Morgan Stanley Downgrades Ciena Amid Margin Concerns and Limited Earnings Growth
Morgan Stanley downgrades Ciena Corp. due to margin pressures and limited near-term earnings potential, highlighting challenges in balancing growth with profitability in the optical networking sector.

Morgan Stanley has downgraded Ciena Corp. (NYSE: CIEN) to Underweight from Equal-weight, citing persistent margin compression and limited near-term earnings upside. The investment bank also reduced its price target on the company to $70 from $73, pointing to Ciena's increasing focus on lower-margin pluggable optical modules as a key factor affecting profitability. Despite higher revenue forecasts for fiscal 2026, earnings per share (EPS) estimates have declined, with gross margins falling short of expectations due to the growth in the pluggables business.

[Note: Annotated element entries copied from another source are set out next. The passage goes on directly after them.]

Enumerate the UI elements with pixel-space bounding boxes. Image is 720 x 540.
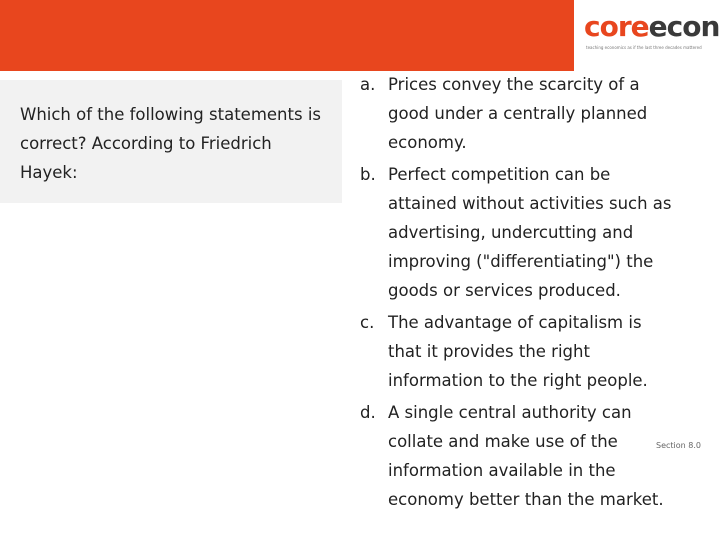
option-letter: c. xyxy=(360,313,375,332)
option-d[interactable] xyxy=(358,398,678,514)
option-b[interactable] xyxy=(358,160,678,305)
logo-wordmark-core: core xyxy=(584,10,649,43)
answer-options-list xyxy=(358,70,678,517)
logo-wordmark-econ: econ xyxy=(648,10,720,43)
option-text: Perfect competition can be attained without activities such as advertising, undercutting and improving ("differentiating") the goods or services produced. xyxy=(388,165,672,300)
question-text: Which of the following statements is correct? According to Friedrich Hayek: xyxy=(20,105,321,182)
option-letter: a. xyxy=(360,75,376,94)
option-letter: d. xyxy=(360,403,376,422)
logo-wordmark xyxy=(584,12,719,42)
logo-tagline: teaching economics as if the last three decades mattered xyxy=(586,45,702,50)
option-text: Prices convey the scarcity of a good under a centrally planned economy. xyxy=(388,75,648,152)
option-text: A single central authority can collate and make use of the information available in the economy better than the market. xyxy=(388,403,664,509)
section-label: Section 8.0 xyxy=(656,441,701,450)
option-letter: b. xyxy=(360,165,376,184)
option-c[interactable] xyxy=(358,308,678,395)
question-panel xyxy=(0,80,342,203)
core-econ-logo xyxy=(574,0,720,71)
option-text: The advantage of capitalism is that it provides the right information to the right people. xyxy=(388,313,648,390)
option-a[interactable] xyxy=(358,70,678,157)
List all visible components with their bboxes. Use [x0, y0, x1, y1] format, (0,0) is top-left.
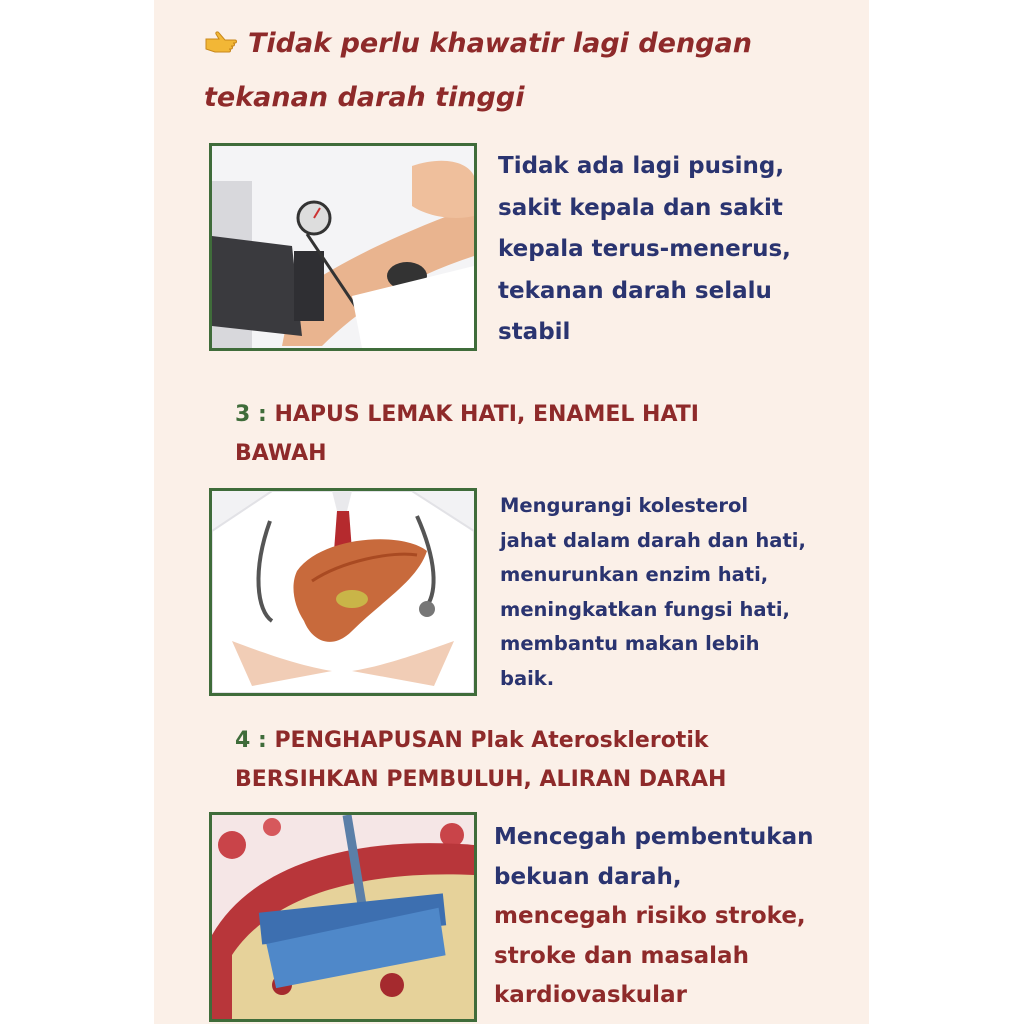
product-benefits-panel [154, 0, 869, 1024]
blood-pressure-description: Tidak ada lagi pusing, sakit kepala dan sakit kepala terus-menerus, tekanan darah selalu stabil [498, 153, 791, 345]
headline [204, 18, 824, 124]
section-3-description: Mengurangi kolesterol jahat dalam darah dan hati, menurunkan enzim hati, meningkatkan fungsi hati, membantu makan lebih baik. [500, 494, 806, 690]
section-4-description-part1: Mencegah pembentukan bekuan darah, [494, 824, 814, 890]
liver-illustration-photo [209, 488, 477, 696]
blood-pressure-measurement-photo [209, 143, 477, 351]
section-3-number: 3 : [235, 402, 267, 427]
section-4-description-part2: mencegah risiko stroke, stroke dan masalah kardiovaskular [494, 903, 806, 1008]
headline-text: Tidak perlu khawatir lagi dengan tekanan darah tinggi [204, 28, 752, 113]
artery-cleaning-broom-illustration [209, 812, 477, 1022]
section-4-heading [235, 721, 845, 799]
section-4-title: PENGHAPUSAN Plak Aterosklerotik BERSIHKAN PEMBULUH, ALIRAN DARAH [235, 728, 727, 792]
section-4-description [494, 818, 814, 1016]
section-4-number: 4 : [235, 728, 267, 753]
section-3-title: HAPUS LEMAK HATI, ENAMEL HATI BAWAH [235, 402, 699, 466]
section-3-heading [235, 395, 735, 473]
pointing-hand-icon [204, 20, 238, 72]
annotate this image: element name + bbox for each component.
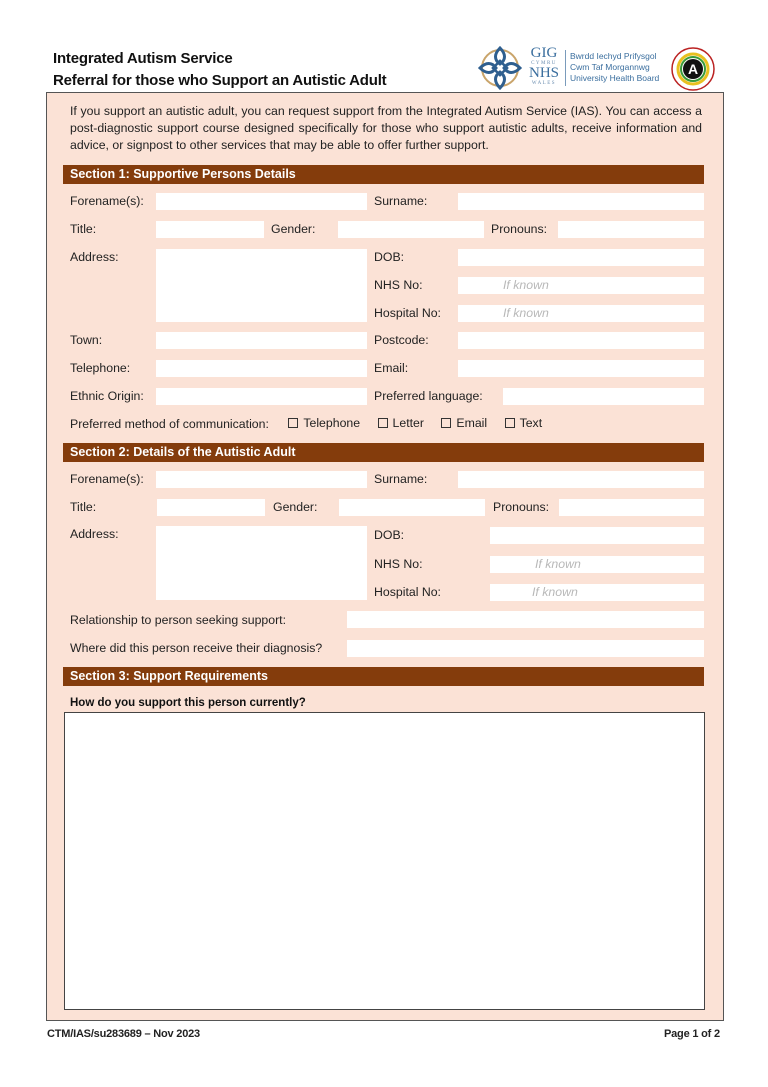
checkbox-icon[interactable]	[441, 418, 451, 428]
s1-telephone-label: Telephone:	[70, 361, 131, 375]
s2-relationship-label: Relationship to person seeking support:	[70, 613, 287, 627]
svg-text:A: A	[687, 61, 699, 77]
s1-forename-label: Forename(s):	[70, 194, 144, 208]
s1-dob-field[interactable]	[458, 249, 704, 266]
s2-nhs-no-field[interactable]	[490, 556, 704, 573]
s1-town-label: Town:	[70, 333, 103, 347]
logo-divider	[565, 50, 566, 86]
checkbox-icon[interactable]	[378, 418, 388, 428]
s1-surname-field[interactable]	[458, 193, 704, 210]
nhs-wales-knot-logo-icon	[476, 44, 524, 92]
s2-gender-field[interactable]	[339, 499, 485, 516]
s1-address-field[interactable]	[156, 249, 367, 322]
s1-email-field[interactable]	[458, 360, 704, 377]
s1-address-label: Address:	[70, 250, 119, 264]
s2-forename-label: Forename(s):	[70, 472, 144, 486]
comm-option-email[interactable]: Email	[441, 416, 487, 430]
s1-nhs-no-field[interactable]	[458, 277, 704, 294]
service-title: Integrated Autism Service	[53, 50, 233, 67]
comm-option-text[interactable]: Text	[505, 416, 543, 430]
s2-nhs-no-label: NHS No:	[374, 557, 423, 571]
s2-hospital-no-placeholder: If known	[532, 585, 578, 599]
s2-surname-label: Surname:	[374, 472, 428, 486]
s2-forename-field[interactable]	[156, 471, 367, 488]
s1-title-label: Title:	[70, 222, 97, 236]
s2-pronouns-field[interactable]	[559, 499, 704, 516]
s1-hospital-no-placeholder: If known	[503, 306, 549, 320]
s1-postcode-label: Postcode:	[374, 333, 429, 347]
s2-diagnosis-location-label: Where did this person receive their diagnosis?	[70, 641, 323, 655]
s2-dob-field[interactable]	[490, 527, 704, 544]
s1-surname-label: Surname:	[374, 194, 428, 208]
intro-paragraph: If you support an autistic adult, you can request support from the Integrated Autism Service (IAS). You can access a post-diagnostic support course designed specifically for those who support autistic adults, receive information and advice, or signpost to other services that may be able to offer further support.	[70, 104, 702, 152]
comm-option-telephone[interactable]: Telephone	[288, 416, 360, 430]
s1-telephone-field[interactable]	[156, 360, 367, 377]
s2-diagnosis-location-field[interactable]	[347, 640, 704, 657]
s2-relationship-field[interactable]	[347, 611, 704, 628]
s2-address-label: Address:	[70, 527, 119, 541]
s2-hospital-no-field[interactable]	[490, 584, 704, 601]
section-3-header: Section 3: Support Requirements	[63, 667, 704, 686]
s2-gender-label: Gender:	[273, 500, 318, 514]
s1-nhs-no-label: NHS No:	[374, 278, 423, 292]
form-title: Referral for those who Support an Autistic Adult	[53, 72, 387, 89]
s1-gender-label: Gender:	[271, 222, 316, 236]
s2-hospital-no-label: Hospital No:	[374, 585, 441, 599]
ias-circle-logo-icon	[670, 46, 716, 92]
gig-nhs-wordmark: GIG CYMRU NHS WALES	[528, 45, 559, 86]
s1-preferred-language-field[interactable]	[503, 388, 704, 405]
s1-town-field[interactable]	[156, 332, 367, 349]
s1-title-field[interactable]	[156, 221, 264, 238]
section-2-header: Section 2: Details of the Autistic Adult	[63, 443, 704, 462]
page-number: Page 1 of 2	[664, 1028, 720, 1040]
s2-title-field[interactable]	[157, 499, 265, 516]
s1-preferred-language-label: Preferred language:	[374, 389, 483, 403]
s2-nhs-no-placeholder: If known	[535, 557, 581, 571]
s2-pronouns-label: Pronouns:	[493, 500, 550, 514]
section-1-header: Section 1: Supportive Persons Details	[63, 165, 704, 184]
support-question: How do you support this person currently?	[70, 697, 306, 709]
s2-surname-field[interactable]	[458, 471, 704, 488]
support-answer-textarea[interactable]	[64, 712, 705, 1010]
s1-dob-label: DOB:	[374, 250, 405, 264]
s2-dob-label: DOB:	[374, 528, 405, 542]
checkbox-icon[interactable]	[505, 418, 515, 428]
s2-title-label: Title:	[70, 500, 97, 514]
s1-postcode-field[interactable]	[458, 332, 704, 349]
s1-pronouns-field[interactable]	[558, 221, 704, 238]
s1-email-label: Email:	[374, 361, 409, 375]
s1-ethnic-origin-label: Ethnic Origin:	[70, 389, 144, 403]
s1-hospital-no-label: Hospital No:	[374, 306, 441, 320]
s2-address-field[interactable]	[156, 526, 367, 600]
s1-nhs-no-placeholder: If known	[503, 278, 549, 292]
s1-forename-field[interactable]	[156, 193, 367, 210]
s1-ethnic-origin-field[interactable]	[156, 388, 367, 405]
s1-pronouns-label: Pronouns:	[491, 222, 548, 236]
communication-method-row	[70, 416, 556, 431]
s1-gender-field[interactable]	[338, 221, 484, 238]
comm-option-letter[interactable]: Letter	[378, 416, 424, 430]
document-reference: CTM/IAS/su283689 – Nov 2023	[47, 1028, 200, 1040]
s1-hospital-no-field[interactable]	[458, 305, 704, 322]
health-board-name: Bwrdd Iechyd Prifysgol Cwm Taf Morgannwg University Health Board	[570, 51, 660, 83]
communication-method-label: Preferred method of communication:	[70, 417, 269, 431]
checkbox-icon[interactable]	[288, 418, 298, 428]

The downgrade reflects concerns over Ciena's strategic shift towards high-speed optical interconnects, including pluggables used in data centers and metro networks. While this move positions Ciena in high-demand areas such as cloud infrastructure and AI workloads, analysts warn it may dilute earnings in the short term. Ciena's shares dipped approximately 1% following the announcement.
In contrast, Morgan Stanley raised price targets for three other networking companies—Corning Inc. (NYSE: GLW), Coherent Corp. (NYSE: COHR), and Lumentum Holdings (NASDAQ: LITE)—signaling optimism about the optical infrastructure sector. However, the firm noted that the datacom segment's lower margins mean revenue growth may not fully translate into EPS upside.
The downgrade underscores the broader challenge Ciena faces in navigating the competitive high-speed connectivity market while maintaining profitability, a dilemma that is expected to persist as the industry evolves.